Зато брайтонские рестораны не скупятся и заказывают себе роскошные двуязычные вывески. На одной, например, латинским шрифтом написано: "Capuccino", а внизу русский перевод - "Пельмени".

Брайтон создал особый - агрессивный - стиль жизни. Одни им гордятся, другие стесняются, но никто не в силах избежать его влияния.

Главная черта брайтонского стиля - изобилие: денег, тела, слов. Настоящий брайтонец занимает полтора сиденья в метро. И даже не потому, что он толстый. Нет. Просто он - хозяин жизни, Гаргантюа от эмиграции. Изобилие - среда, в которой он живет и которую он создал своими руками. Ни на какой Пятой авеню нельзя увидеть столько норковых шуб, сколько на зимнем брайтонском променаде. И бриллианты на каждой шее, во всяком ухе - будто вокруг не Бруклин, а кейптаунские копи. На брайтонских банкетах расставляют угощение в три этажа: на одном - сациви, на другом - шашлыки, на третьем - пирожные. И музыканты играют без антрактов.

Брайтон поражает всех, кто туда попадает. А все потому, что тут знают, как жить. И знание это уж конечно при себе держат. Собственно, одна из главных примет брайтонского стиля - его пропаганда. Здесь каждый знает, что надо делать другому: как написать роман или портрет, как вылечить рак или похмелье, как заработать миллион и как его потратить. Огромная, всепоглощающая уверенность в себе позволяет не только давать советы, но и следить за их выполнением.

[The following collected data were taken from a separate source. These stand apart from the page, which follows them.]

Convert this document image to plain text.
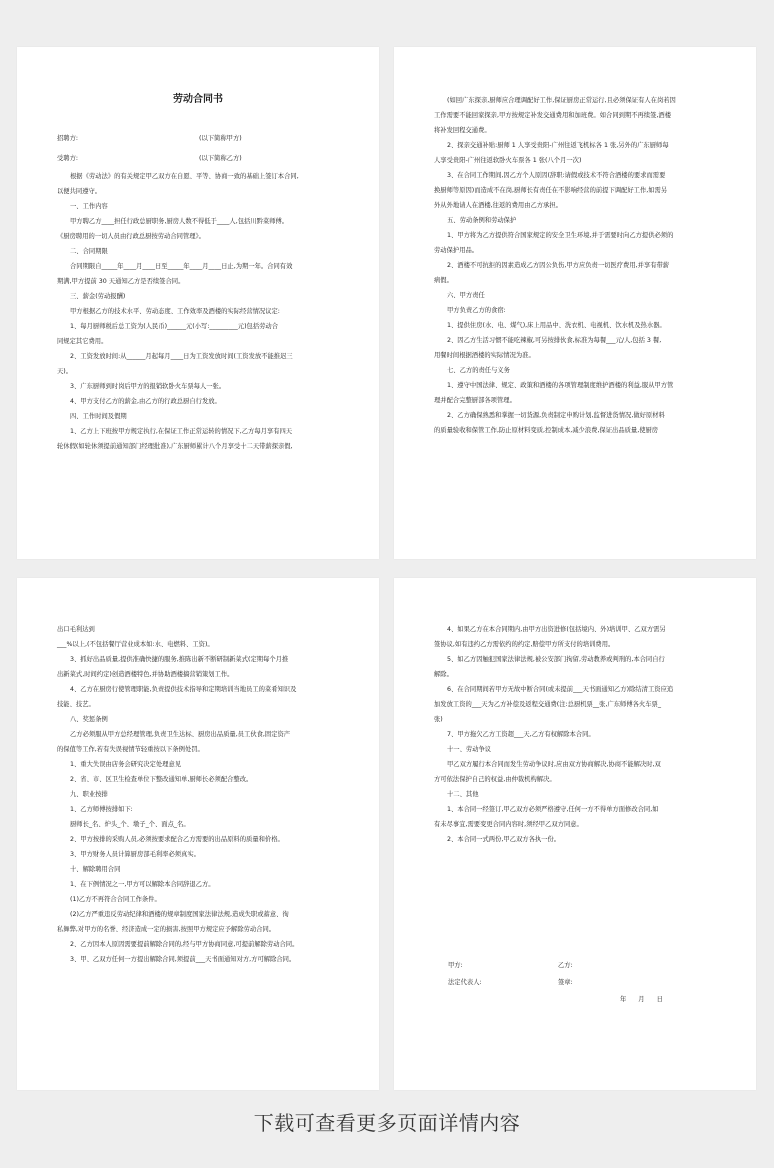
劳动合同书
招聘方:	(以下简称甲方)
受聘方:	(以下简称乙方)
根据《劳动法》的有关规定甲乙双方在自愿、平等、协商一致的基础上签订本合同,
以便共同遵守。
一、工作内容
甲方聘乙方____担任行政总厨职务,厨房人数不得低于____人,包括川黔菜师傅。
《厨房聘用的一切人员由行政总厨按劳动合同管理》。
二、合同期限
合同期限自_____年____月____日至_____年____月____日止,为期一年。合同有效
期满,甲方提前 30 天通知乙方是否续签合同。
三、薪金(劳动报酬)
甲方根据乙方的技术水平、劳动态度、工作效率及酒楼的实际经营情况议定:
1、每月厨师税后总工资为(人民币)______元(小写:_________元)包括劳动合
同规定其它费用。
2、工资发放时间:从______月起每月____日为工资发放时间(工资发放不能推迟三
天)。
3、广东厨师到时岗后甲方的报销软卧火车票每人一张。
4、甲方支付乙方的薪金,由乙方的行政总厨自行发放。
四、工作时间及假期
1、乙方上下班按甲方规定执行,在保证工作正常运转的情况下,乙方每月享有四天
轮休假(如轮休须提前通知部门经理批准),广东厨师累计八个月享受十二天带薪探亲假,
(如回广东探亲,厨师应合理调配好工作,保证厨房正常运行,且必须保证有人在岗若因
工作需要不能回家探亲,甲方按规定补发交通费用和加班费。如合同到期不再续签,酒楼
将补发回程交通费。
2、探亲交通补贴:厨师 1 人享受贵阳-广州往返飞机标各 1 张,另外的广东厨师每
人享受贵阳-广州往返软卧火车票各 1 张(八个月一次)
3、在合同工作期间,因乙方个人原因(辞职:请假或技术不符合酒楼的要求而需要
换厨师等原因)而造成不在岗,厨师长有责任在不影响经营的前提下调配好工作,如需另
外从外地请人在酒楼,往返的费用由乙方承担。
五、劳动条例和劳动保护
1、甲方将为乙方提供符合国家规定的安全卫生环境,并于需要时向乙方提供必须的
劳动保护用品。
2、酒楼不可抗拒的因素造成乙方因公负伤,甲方应负责一切医疗费用,并享有带薪
病假。
六、甲方责任
甲方负责乙方的食宿:
1、提供住房(水、电、煤气),床上用品中、洗衣机、电视机、饮水机及热水器。
2、因乙方生活习惯不能吃辣椒,可另按排伙食,标准为每餐___元/人,包括 3 餐,
用餐时间根据酒楼的实际情况为准。
七、乙方的责任与义务
1、遵守中国法律、规定、政策和酒楼的各项管理制度维护酒楼的利益,服从甲方管
理并配合完整厨部各项管理。
2、乙方确保熟悉和掌握一切货源,负责制定申购计划,监督进货情况,做好原材料
的质量验收和保管工作,防止原材料变质,控制成本,减少浪费,保证出品质量,使厨房
出口毛利达到
___%以上,(不包括餐厅营业成本如:水、电燃料、工资)。
3、抓好出品质量,提供准确快捷的服务,推陈出新不断研制新菜式(定期每个月推
出新菜式,时间约定)创造酒楼特色,并协助酒楼搞营销策划工作。
4、乙方在厨房行使管理职能,负责提供技术指导和定期培训当地员工的菜肴知识及
技能、技艺。
八、奖惩条例
乙方必须服从甲方总经理管理,负责卫生达标、厨房出品质量,员工伙食,固定资产
的保值等工作,若有失误视情节轻重按以下条例处罚。
1、重大失误由店务会研究决定处理意见
2、省、市、区卫生检查单位下整改通知单,厨师长必须配合整改。
九、职业按排
1、乙方师傅按排如下:
厨师长_名、炉头_个、墩子_个、面点_名。
2、甲方按排的采购人员,必须按要求配合乙方需要的出品原料的质量和价格。
3、甲方财务人员计算厨房部毛利率必须真实。
十、解除聘用合同
1、在下例情况之一,甲方可以解除本合同辞退乙方。
(1)乙方不再符合合同工作条件。
(2)乙方严重违反劳动纪律和酒楼的规章制度国家法律法规,造成失职或蓄意、徇
私舞弊,对甲方的名誉、经济造成一定的损害,按照甲方规定应予解除劳动合同。
2、乙方因本人原因需要提前解除合同的,经与甲方协商同意,可提前解除劳动合同。
3、甲、乙双方任何一方提出解除合同,须提前___天书面通知对方,方可解除合同。
4、如果乙方在本合同期内,由甲方出资进修(包括境内、外)培训甲、乙双方需另
签协议,如有违约乙方需依约的约定,赔偿甲方所支付的培训费用。
5、如乙方因触犯国家法律法规,被公安部门拘留,劳动教养或判刑的,本合同自行
解除。
6、在合同期间若甲方无故中断合同(或未提前___天书面通知乙方)除结清工资应追
加发放工资的___天为乙方补偿及返程交通费(注:总厨机票__张,广东师傅各火车票_
张)
7、甲方拖欠乙方工资超___天,乙方有权解除本合同。
十一、劳动争议
甲乙双方履行本合同而发生劳动争议时,应由双方协商解决,协商不能解决时,双
方可依法保护自己的权益,由仲裁机构解决。
十二、其他
1、本合同一经签订,甲乙双方必须严格遵守,任何一方不得单方面修改合同,如
有未尽事宜,需要变更合同内容时,须经甲乙双方同意。
2、本合同一式两份,甲乙双方各执一份。
甲方:	乙方:
法定代表人:	签章:
年 月 日
下载可查看更多页面详情内容
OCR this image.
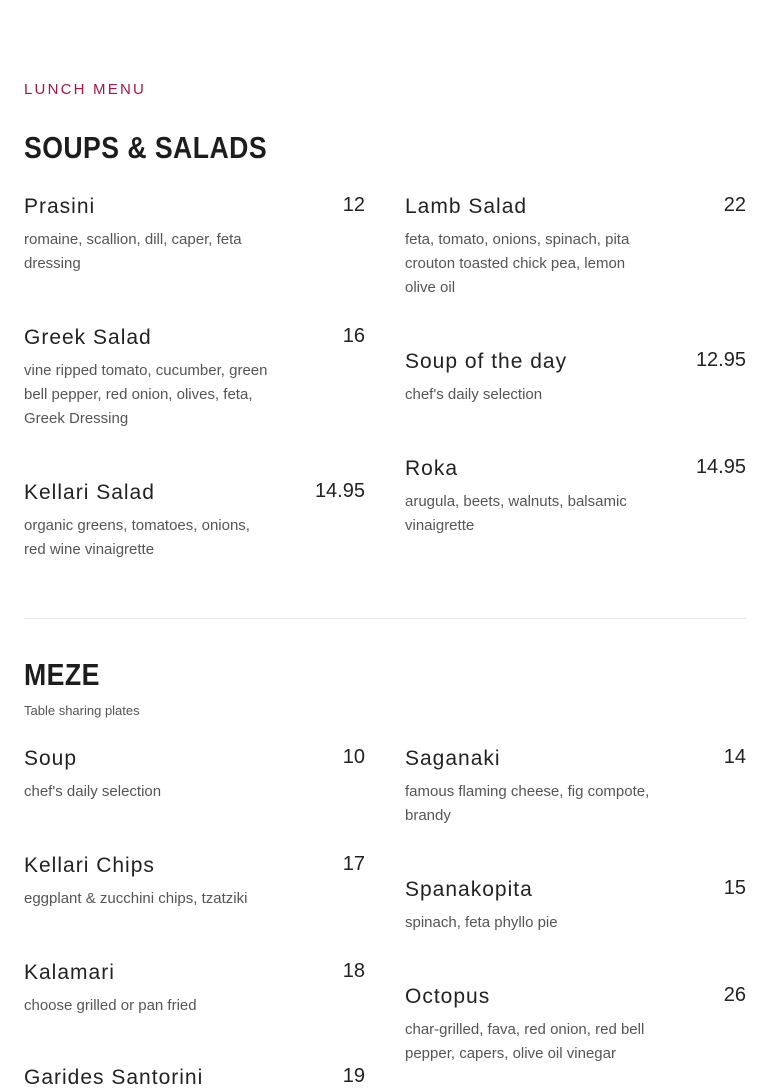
LUNCH MENU
SOUPS & SALADS
Prasini	12
romaine, scallion, dill, caper, feta dressing
Greek Salad	16
vine ripped tomato, cucumber, green bell pepper, red onion, olives, feta, Greek Dressing
Kellari Salad	14.95
organic greens, tomatoes, onions, red wine vinaigrette
Lamb Salad	22
feta, tomato, onions, spinach, pita crouton toasted chick pea, lemon olive oil
Soup of the day	12.95
chef's daily selection
Roka	14.95
arugula, beets, walnuts, balsamic vinaigrette
MEZE
Table sharing plates
Soup	10
chef's daily selection
Kellari Chips	17
eggplant & zucchini chips, tzatziki
Kalamari	18
choose grilled or pan fried
Garides Santorini	19
Saganaki	14
famous flaming cheese, fig compote, brandy
Spanakopita	15
spinach, feta phyllo pie
Octopus	26
char-grilled, fava, red onion, red bell pepper, capers, olive oil vinegar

Брайтон-Бич - страна сильных, богатых, самоуверенных людей. Им не нравился мир, который они оставили, им неинтересен мир, который они нашли, и они строят себе новую родину. Такую, чтобы была по вкусу. Родину размером в десяток бруклинских кварталов.

Брайтон-Бич - реинкарнация Одессы, причем именно той шумной, грязной, полублатной Одессы, которую Бабель в содроганиях восторга описывал рассадником мечты и фантазии: "Подумайте - город, в котором легко жить, в котором ясно жить… Думается мне, потянутся русские люди на юг, к морю и к солнцу… Литературный мессия, которого ждут столь бесплодно, придет оттуда". Сам Бабель им и стал. Но творческая потенция Одессы на том не иссякла - просто сама Одесса пустилась в путь. Теперь она здесь, на Брайтон-Бич, густо заселенном персонажами, будто списанными с бабелевских "аристократов Молдаванки": "Они были затянуты в малиновые жилеты, их плечи охватывали рыжие пиджаки, а на мясистых ногах лопалась кожа цвета небесной лазури".

Брайтонский стиль с его простодушным хамством, циничным невежеством, неизбежной жестокостью несет тот же заряд плодотворной энергии, что и бабелевская Одесса. И если со стороны так трудно достойно оценить феномен Брайтон-Бич, то только потому, что у него нет своего Бабеля.

Брайтону не нужна лесть, ему безразлично презрение, ему нужен Бабель, свой литературный мессия, который поможет третьей волне стать фактом русской культурной истории, как им стала Одесса.

Может быть, хоть этим Брайтон-Бич отплатит своим жертвам.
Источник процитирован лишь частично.